It’s 11 p.m. A beautiful autumn night just at the cusp of October. The wind blows, and with it, the auburn and amber embers of the trees dance through the chilly air. Oh, how it would feel to dance among them and fill my lungs with the crisp wisps of nature.
But I’m in Bapst. And I’m struggling to commit to memory the difference between an alpha and a beta glycosidic bond. So I’ll be here for a while.
At such a time, it’s easy to find yourself asking: What’s the point? Who cares? Certainly I’ll NEVER need to know any of the information I’m learning in general biology. Seldom will a potential employer hand me a scantron sheet at an interview and ask me to whip out my trusty ol’ No. 2 pencil. So why am I doing it?
Maybe I should just be in CSOM. Then I’d be taking classes about Excel spreadsheets. Perhaps it’d be a bit dry, but at least I’d be learning PRACTICAL skills in life. If I was in CSOM, I would absolutely know why I was there—to prepare myself for the business world, and get a good job. I would have a definite purpose. I would never need to think about it.
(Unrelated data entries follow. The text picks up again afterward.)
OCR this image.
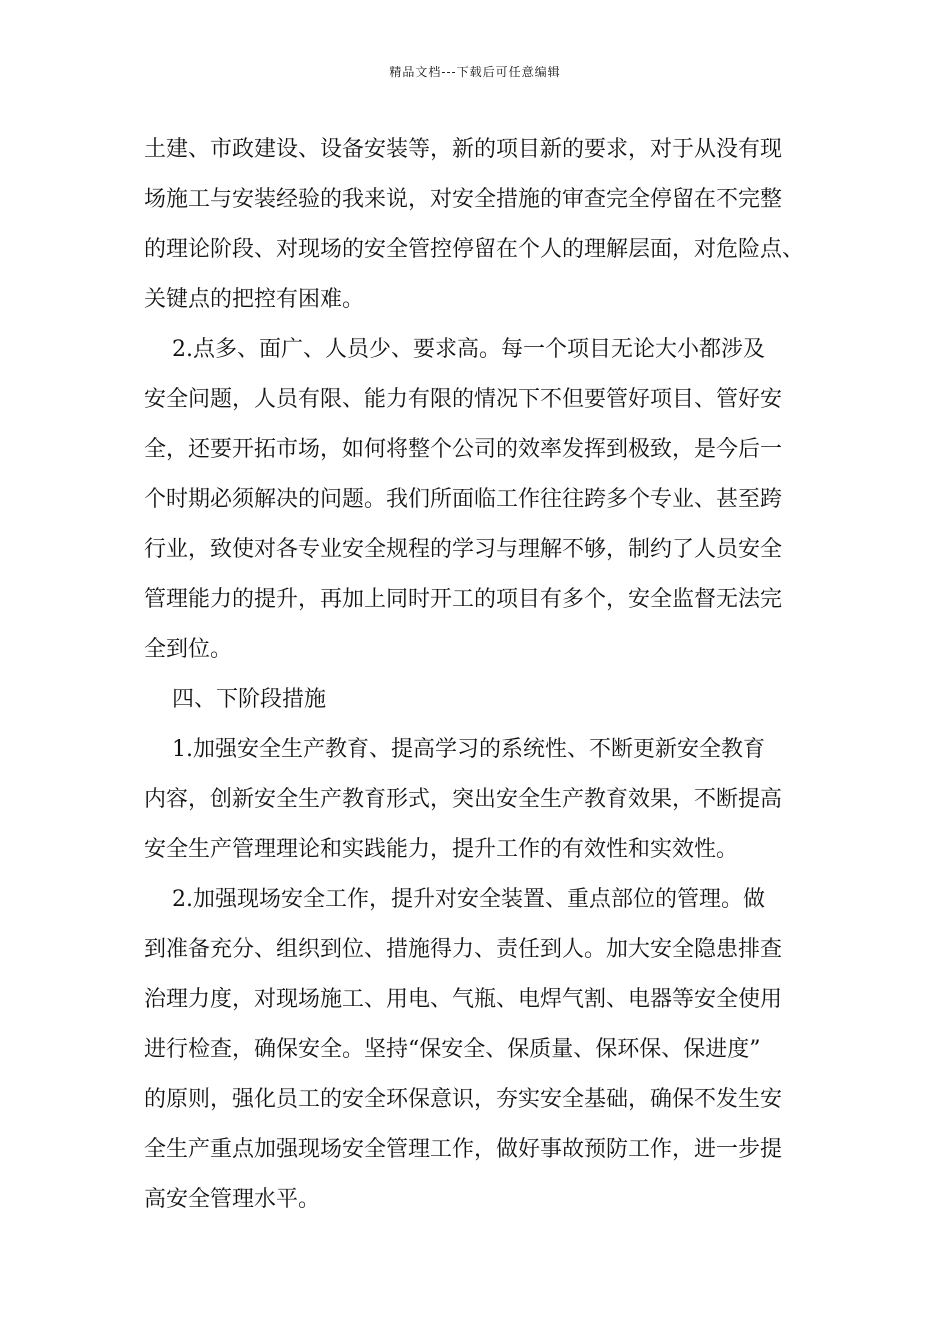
精品文档---下载后可任意编辑
土建、市政建设、设备安装等，新的项目新的要求，对于从没有现
场施工与安装经验的我来说，对安全措施的审查完全停留在不完整
的理论阶段、对现场的安全管控停留在个人的理解层面，对危险点、
关键点的把控有困难。
2.点多、面广、人员少、要求高。每一个项目无论大小都涉及
安全问题，人员有限、能力有限的情况下不但要管好项目、管好安
全，还要开拓市场，如何将整个公司的效率发挥到极致，是今后一
个时期必须解决的问题。我们所面临工作往往跨多个专业、甚至跨
行业，致使对各专业安全规程的学习与理解不够，制约了人员安全
管理能力的提升，再加上同时开工的项目有多个，安全监督无法完
全到位。
四、下阶段措施
1.加强安全生产教育、提高学习的系统性、不断更新安全教育
内容，创新安全生产教育形式，突出安全生产教育效果，不断提高
安全生产管理理论和实践能力，提升工作的有效性和实效性。
2.加强现场安全工作，提升对安全装置、重点部位的管理。做
到准备充分、组织到位、措施得力、责任到人。加大安全隐患排查
治理力度，对现场施工、用电、气瓶、电焊气割、电器等安全使用
进行检查，确保安全。坚持“保安全、保质量、保环保、保进度”
的原则，强化员工的安全环保意识，夯实安全基础，确保不发生安
全生产重点加强现场安全管理工作，做好事故预防工作，进一步提
高安全管理水平。
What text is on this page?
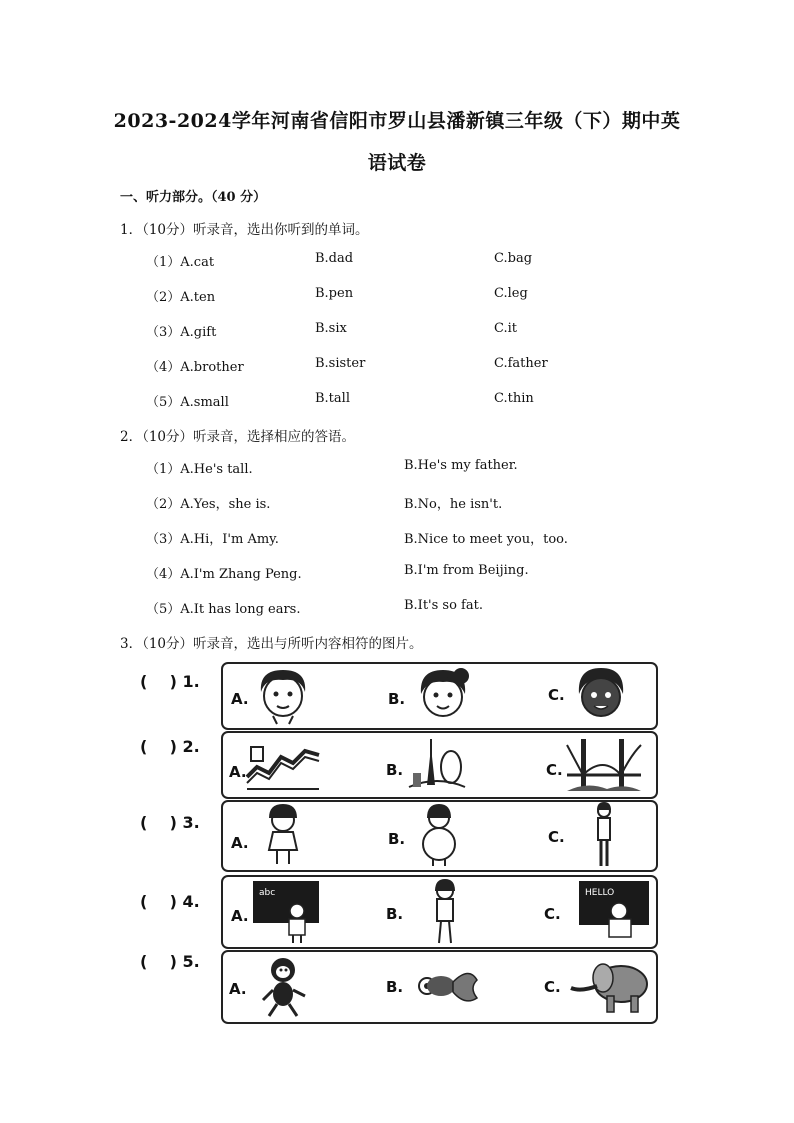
2023-2024学年河南省信阳市罗山县潘新镇三年级（下）期中英
语试卷
一、听力部分。（40 分）
1．（10分）听录音，选出你听到的单词。
（1）A.cat	B.dad	C.bag
（2）A.ten	B.pen	C.leg
（3）A.gift	B.six	C.it
（4）A.brother	B.sister	C.father
（5）A.small	B.tall	C.thin
2．（10分）听录音，选择相应的答语。
（1）A.He's tall.	B.He's my father.
（2）A.Yes，she is.	B.No，he isn't.
（3）A.Hi，I'm Amy.	B.Nice to meet you，too.
（4）A.I'm Zhang Peng.	B.I'm from Beijing.
（5）A.It has long ears.	B.It's so fat.
3．（10分）听录音，选出与所听内容相符的图片。
(    ) 1.
A.	B.	C.
(    ) 2.
A.	B.	C.
(    ) 3.
A.	B.	C.
(    ) 4.
A.	B.	C.
abc	HELLO
(    ) 5.
A.	B.	C.
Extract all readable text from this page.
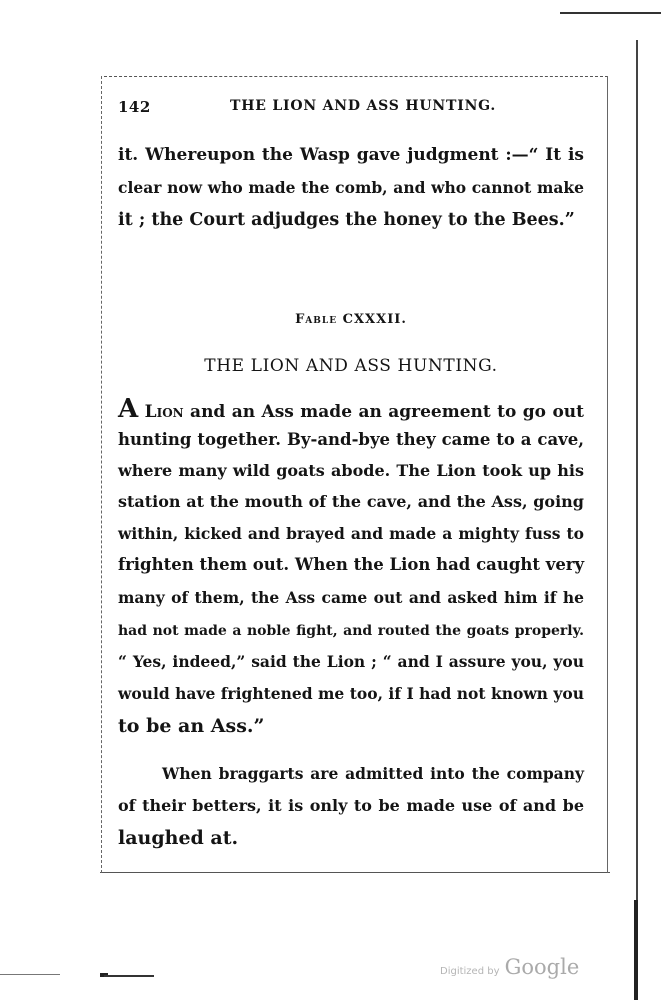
142	THE LION AND ASS HUNTING.
it. Whereupon the Wasp gave judgment :—“ It is
clear now who made the comb, and who cannot make
it ; the Court adjudges the honey to the Bees.”
Fable CXXXII.
THE LION AND ASS HUNTING.
A Lion and an Ass made an agreement to go out
hunting together. By-and-bye they came to a cave,
where many wild goats abode. The Lion took up his
station at the mouth of the cave, and the Ass, going
within, kicked and brayed and made a mighty fuss to
frighten them out. When the Lion had caught very
many of them, the Ass came out and asked him if he
had not made a noble fight, and routed the goats properly.
“ Yes, indeed,” said the Lion ; “ and I assure you, you
would have frightened me too, if I had not known you
to be an Ass.”
When braggarts are admitted into the company
of their betters, it is only to be made use of and be
laughed at.
Digitized by Google
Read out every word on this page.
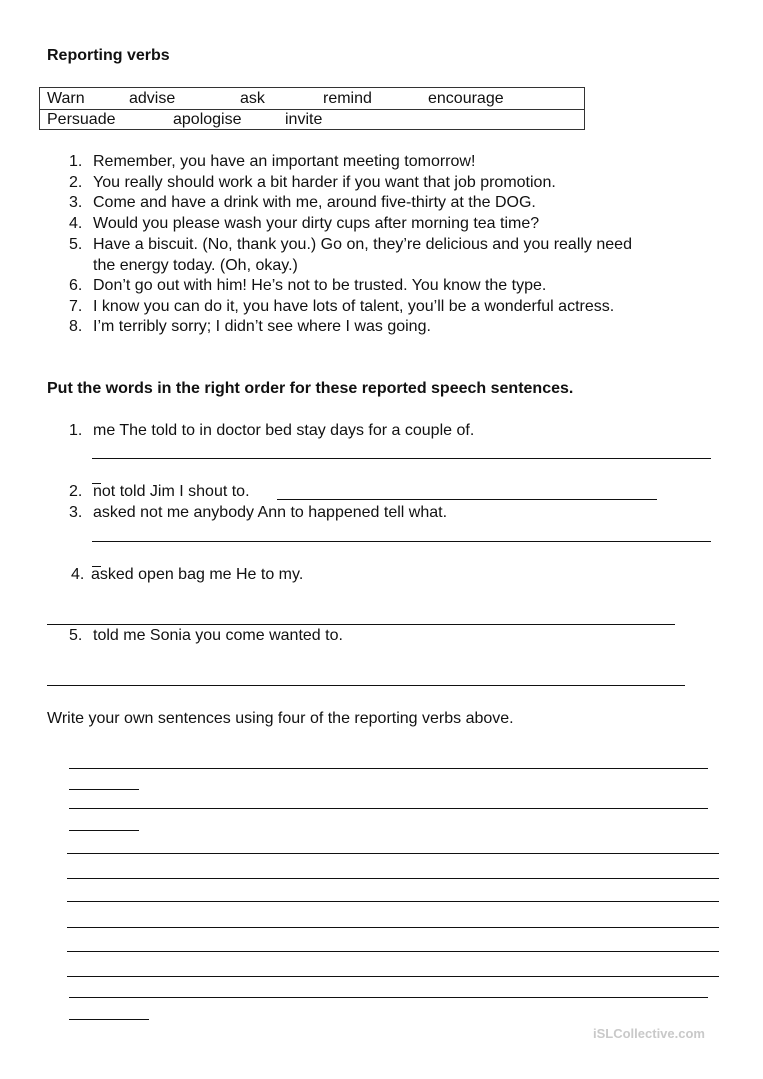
Reporting verbs
Warn	advise	ask	remind	encourage
Persuade	apologise	invite
1. Remember, you have an important meeting tomorrow!
2. You really should work a bit harder if you want that job promotion.
3. Come and have a drink with me, around five-thirty at the DOG.
4. Would you please wash your dirty cups after morning tea time?
5. Have a biscuit. (No, thank you.) Go on, they’re delicious and you really need
the energy today. (Oh, okay.)
6. Don’t go out with him! He’s not to be trusted. You know the type.
7. I know you can do it, you have lots of talent, you’ll be a wonderful actress.
8. I’m terribly sorry; I didn’t see where I was going.
Put the words in the right order for these reported speech sentences.
1. me The told to in doctor bed stay days for a couple of.
2. not told Jim I shout to.
3. asked not me anybody Ann to happened tell what.
4. asked open bag me He to my.
5. told me Sonia you come wanted to.
Write your own sentences using four of the reporting verbs above.
iSLCollective.com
On the first day of English class during my sophomore year of high school, my teacher, Mr. Dowd, asked the class a question: Why are we here? And every student agreed that we were there because of truancy laws. After being pushed a little, though, we found that we were also there to we could get good grades. Mr. Dowd asked why. Well, to get into a good college, of course. Why? To get a good job. Mr. Dowd continued with his boyish manner of questioning. We want good jobs to make lots of money. He answered the next one for us: “You want to make lots of money so that you can have a nice house and a nice car and attract a hot wife.” The point of the conversation was to try to give us a little perspective on what we were doing and to make the joke that we were reading Huck Finn in order to get laid.
Sometimes it’s easy to get caught up in the rat race of academia and not really question what you’re doing. In school, life is filled with purpose—as long as you don’t think too hard. I have to study right now because I have a test tomorrow and I need to get a good grade on it. After I take that test I have homework to do that will also be graded. After that I have to catch up on reading for my graded class discussion next week. Every day there are classes to attend and there is work to be done, so there is always some sort of purpose. At no point are you ever required to remind yourself why you are doing these things.
If I were to follow Mr. Dowd’s advice, then I probably should switch over to CSOM. On average, according to Boston College’s own post-graduation plans survey, business students make more money out of college (the median starting salary for CSOM students is $60,000, compared to $45,000 for MCAS students), and more money means completing the apparent life objective sooner. I’m just wasting my time studying biology and philosophy—I need expensive cars as soon as possible!
In fact, why stop there? BC undergrad tuition is upward of $50,000. According to Business Insider, on average, college graduates have earned an average starting salary of $27,000, compared to a $42,000 figure for trade school grads. Why not take my tuition money, invest most of it, and then go to trade school? It’s cost effective, I’ll be making money, and I’ll have a PRACTICAL education.
But maybe there’s more to life than that. You may never be asked about Shakespeare or calculus in a job interview, but that doesn’t mean these things don’t have value. My dad was a little discomforted by the idea of me taking a class in the history of Japanese visual art—because on one hand, who cares? But on the other, that is exactly the type of class that enriches a student. A class like that affects a young mind in a way that a spreadsheet never could. Drilling the application of Microsoft Excel into someone’s head does little in the way of exposing them to beautiful art, critical thinking skills, or a new perspective on the world. Learning these “practical” skills is equivalent to teaching a monkey to use a screwdriver—he may be damn good at tightening a screw, but he has no idea why he’s doing it. Teach a monkey about the nuances of Japanese visual art, however, and perhaps he gets hired as Apple’s new director of aesthetics.
My point is that a liberal arts education is important. If everyone were to just learn the basic skills needed to get them into a Fortune 500 company, the world would be full of drones. Plus, let’s be honest, they can teach you to use Excel on the job. A liberal arts education does more than give you the quickest route to the money, the house, and the cars—it teaches students new ways to think about the world, and you can’t put a price on that.
Actually, you can. Apparently it’s more than $50,000 a year. I wonder if any trade school offers some poetry classes.